To ensure its passage, the bill was crafted with a number of implausible and downright dishonest assertions. Among them:
- stating that doctors’ fees would be reduced by 23% but passing a separate law reinstating the fees
- assuming Medicare costs would be reduced by $575 million although health care experts felt this was unrealistic and even dangerous to elder health care
- calculating the bill’s net cost using 10 years of revenue but only 6 years of major expenses
- double-counting benefits by claiming cost cuts to Medicare and Social Security scored as savings to those programs and the Affordable Care Act
- not counting the costs to States for the additional 18 million people being added to their Medicaid roles. (Initial federal aid to the states to cover this is only temporary.)
- not counting the higher insurance rates that would be incurred by all people when insurance companies would be required to accept everyone at the same relative cost.
- claiming the revenue from a long-term-care program, Community Living Assistance (CLASS) without including the cost of the program
- framing a 2700 page bill with countless references to regulations, agencies, scope, and timeframes that are to be defined sometime in the future, making the calculation of the involved costs impossible
These sleight of hand accounting maneuvers did not go unchallenged, however. In March, 2010, just before the bill passed, the Douglas Elmendorf, CBO director, sent a letter to Congress, in effect a warning, stating that the accuracy of the CBO cost estimate of the health care reform bill was dependent on the accuracy of the assumptions made in the bill. He also expressed doubts about the probability of reducing doctors’ fees and the huge ‘savings’ projected for Medicare. Another expert, the respected Chief Actuary for Medicare, Richard Foster, reported that the health care reform bill would increase, not decrease, government health care spending. In addition, he feared senior health care would be jeopardized if the $575 million cut to Medicare was implemented. Foster reiterated his opinion in a January 2011 House Budget Committee hearing saying the Affordable Care Act would not keep health care costs down. Another authority, former CBO director, Douglas Holtz-Aiken, estimated that, after removing the accounting gimmicks, the Affordable Care Act would raise, not lower, federal deficits by $562 billion.
Considering the facts, it is astonishing that the Deficit Commission, charged by the President to propose solutions to bring down our record high debt largely ignored the Affordable Care Act. Although the Commission stated that federal health care spending was our single largest long term fiscal problem, they focused on changes to Medicare and Medicaid, bypassing the biggest federal health care program of all time. Moreover, given the fact that full implementation of the bill is 3 years away, it would be the easiest, least wrenching program to cut. Why didn’t they include it?

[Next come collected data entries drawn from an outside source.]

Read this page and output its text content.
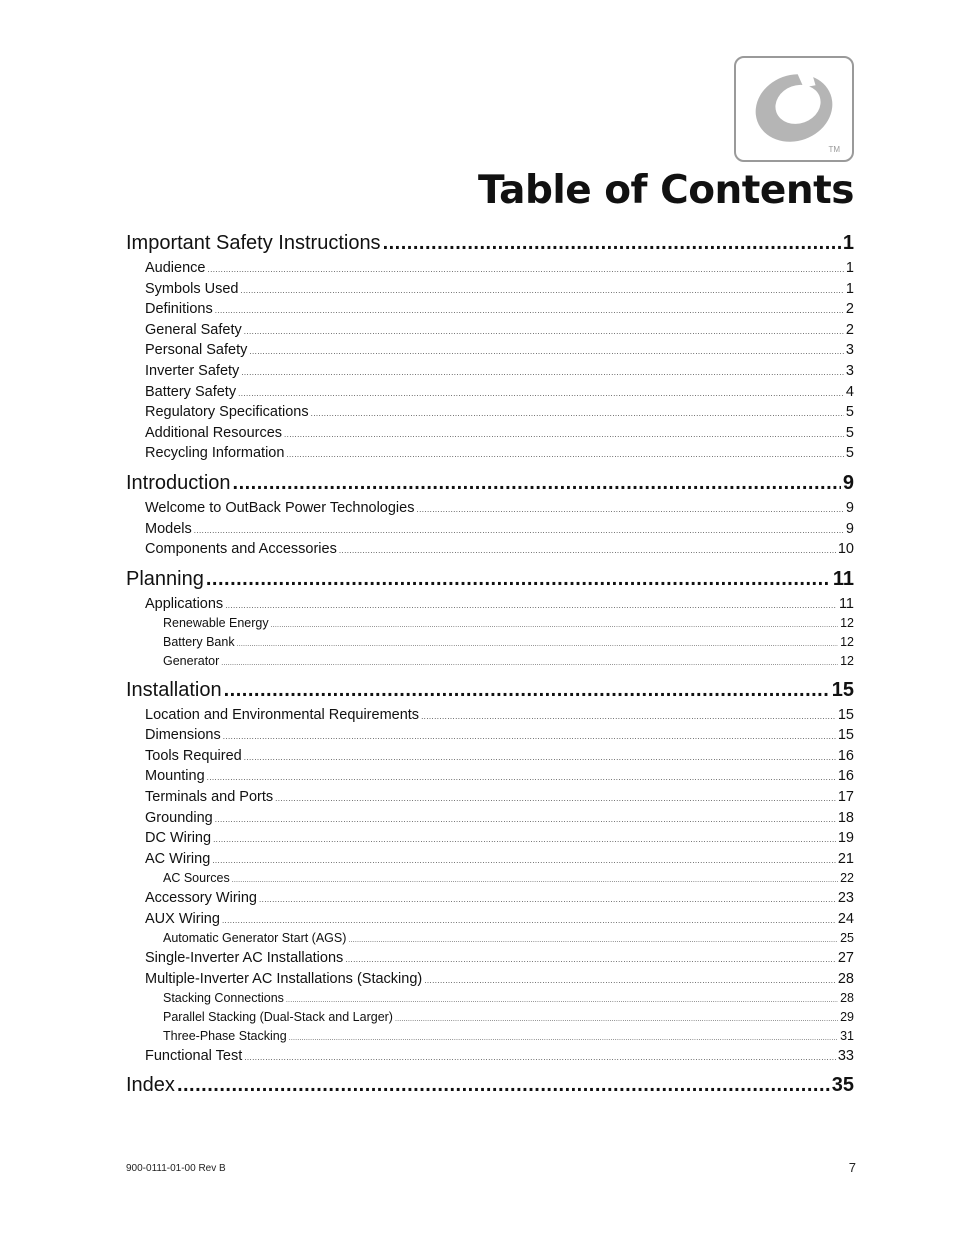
TM
Table of Contents
Important Safety Instructions .....	1
Audience .....	1
Symbols Used .....	1
Definitions .....	2
General Safety .....	2
Personal Safety .....	3
Inverter Safety .....	3
Battery Safety .....	4
Regulatory Specifications .....	5
Additional Resources .....	5
Recycling Information .....	5
Introduction .....	9
Welcome to OutBack Power Technologies .....	9
Models .....	9
Components and Accessories .....	10
Planning .....	11
Applications .....	11
Renewable Energy .....	12
Battery Bank .....	12
Generator .....	12
Installation .....	15
Location and Environmental Requirements .....	15
Dimensions .....	15
Tools Required .....	16
Mounting .....	16
Terminals and Ports .....	17
Grounding .....	18
DC Wiring .....	19
AC Wiring .....	21
AC Sources .....	22
Accessory Wiring .....	23
AUX Wiring .....	24
Automatic Generator Start (AGS) .....	25
Single-Inverter AC Installations .....	27
Multiple-Inverter AC Installations (Stacking) .....	28
Stacking Connections .....	28
Parallel Stacking (Dual-Stack and Larger) .....	29
Three-Phase Stacking .....	31
Functional Test .....	33
Index .....	35
900-0111-01-00 Rev B	7
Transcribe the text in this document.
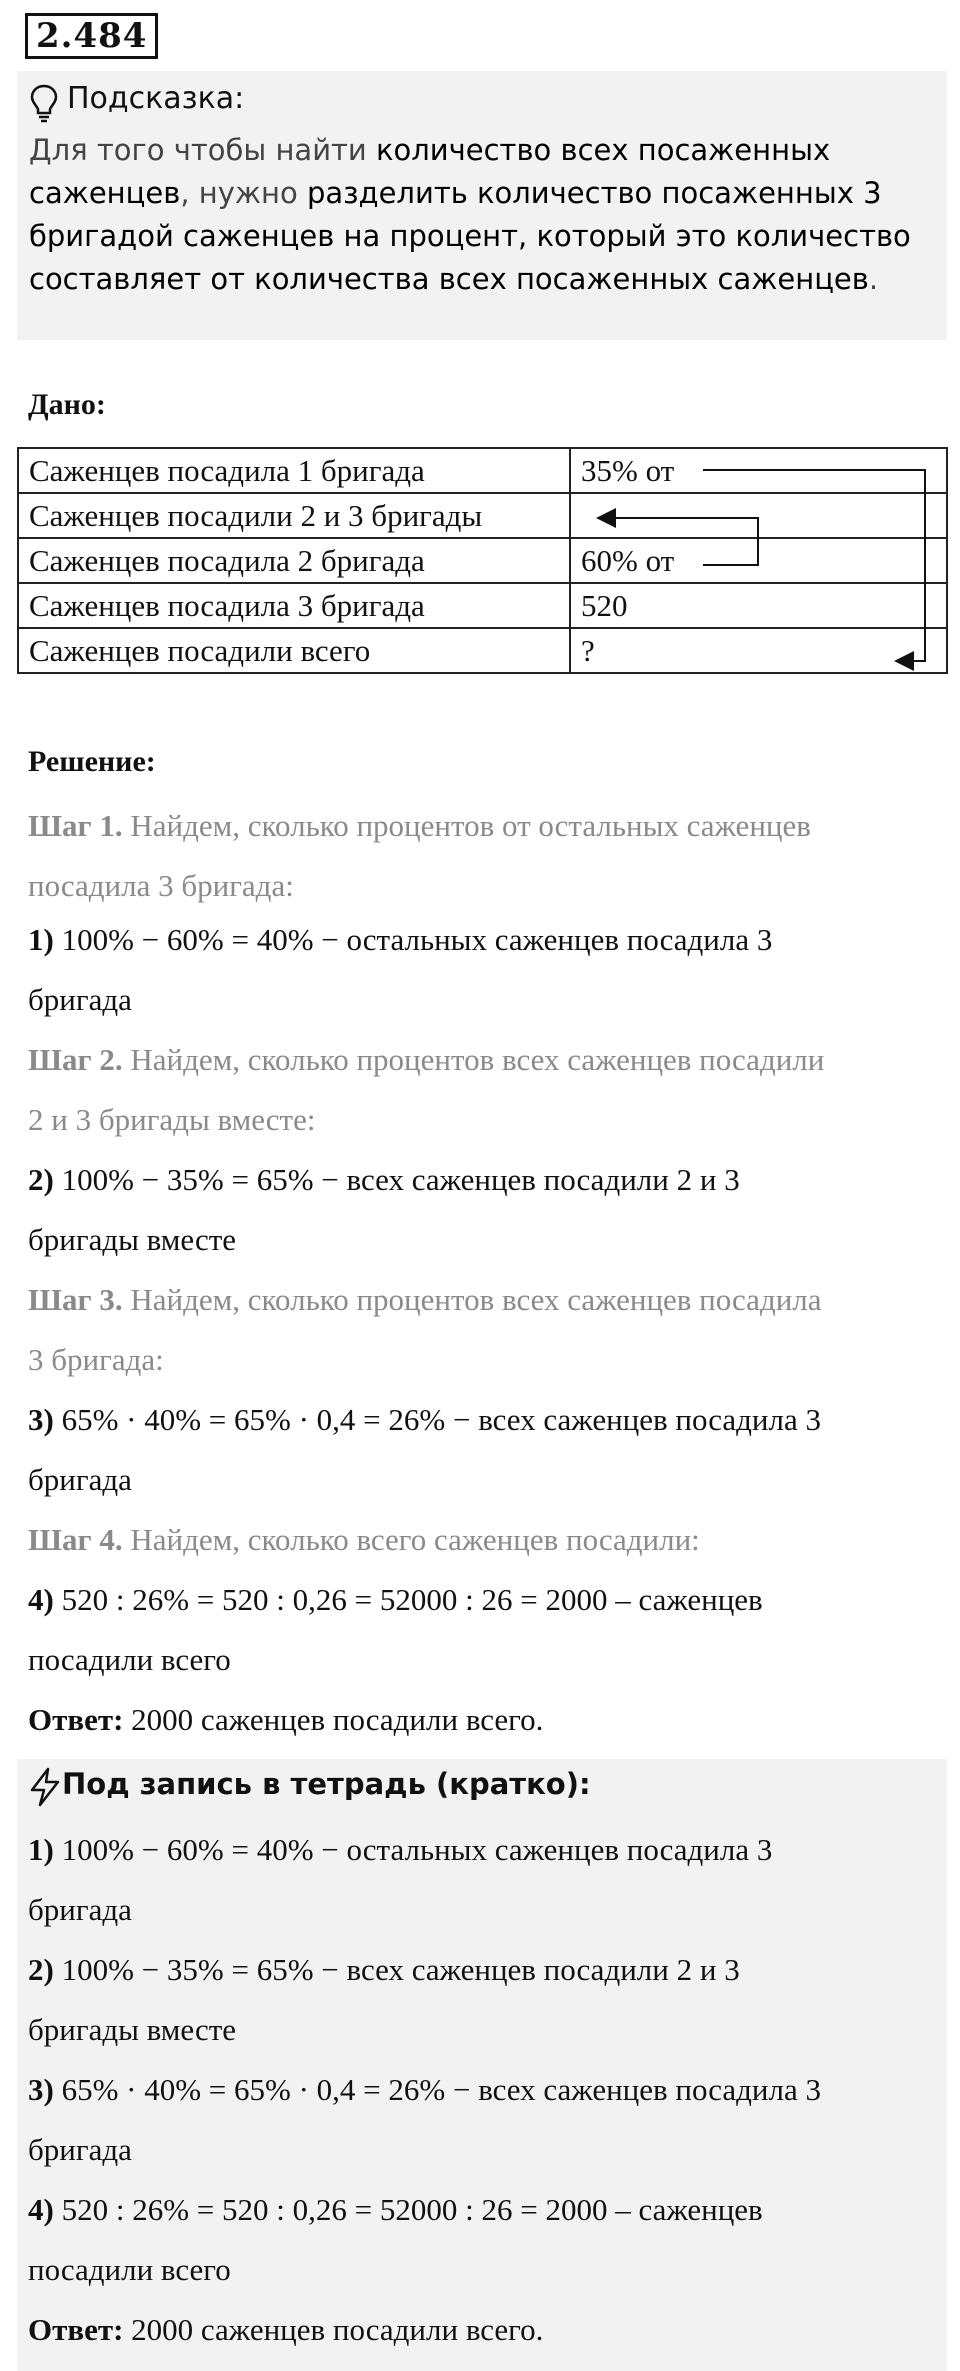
2.484
Подсказка:
Для того чтобы найти количество всех посаженных саженцев, нужно разделить количество посаженных 3 бригадой саженцев на процент, который это количество составляет от количества всех посаженных саженцев.
Дано:
Саженцев посадила 1 бригада	35% от
Саженцев посадили 2 и 3 бригады	
Саженцев посадила 2 бригада	60% от
Саженцев посадила 3 бригада	520
Саженцев посадили всего	?
Решение:
Шаг 1. Найдем, сколько процентов от остальных саженцев
посадила 3 бригада:
1) 100% − 60% = 40% − остальных саженцев посадила 3
бригада
Шаг 2. Найдем, сколько процентов всех саженцев посадили
2 и 3 бригады вместе:
2) 100% − 35% = 65% − всех саженцев посадили 2 и 3
бригады вместе
Шаг 3. Найдем, сколько процентов всех саженцев посадила
3 бригада:
3) 65% · 40% = 65% · 0,4 = 26% − всех саженцев посадила 3
бригада
Шаг 4. Найдем, сколько всего саженцев посадили:
4) 520 : 26% = 520 : 0,26 = 52000 : 26 = 2000 – саженцев
посадили всего
Ответ: 2000 саженцев посадили всего.
Под запись в тетрадь (кратко):
1) 100% − 60% = 40% − остальных саженцев посадила 3
бригада
2) 100% − 35% = 65% − всех саженцев посадили 2 и 3
бригады вместе
3) 65% · 40% = 65% · 0,4 = 26% − всех саженцев посадила 3
бригада
4) 520 : 26% = 520 : 0,26 = 52000 : 26 = 2000 – саженцев
посадили всего
Ответ: 2000 саженцев посадили всего.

Given the highly charged, politically divisive opinions surrounding the bill, the Commission probably recognized that including changes to the Affordable Care Act to their report would divert attention from the rest of the report. Instead of a call for action to end the deficit, the report would become fuel in the health care reform debate. This is unfortunate because, really, the time to stop this budget busting entitlement package is now!
Here’s the danger: People who ‘perceive they are getting a benefit, regardless of its real value, will resist giving up that benefit. While people feel strongly about reducing the deficit, a recent Pew Research Center survey revealed that less than 12% wanted to reduce Medicare, a major factor in our growing deficit numbers. Now we have an opportunity to do something about a huge entitlement, affecting even more people, that will take full effect in 3 years. If the CBO sees a deficits ahead totaling a whopping 7 trillion dollars in 10 years without taking into account the true costs of the Affordable Care Act, how much more of a deficit are we really facing?
If we’re serious about reducing the deficit, the Patient Protection and Affordable Care Act must be on the table.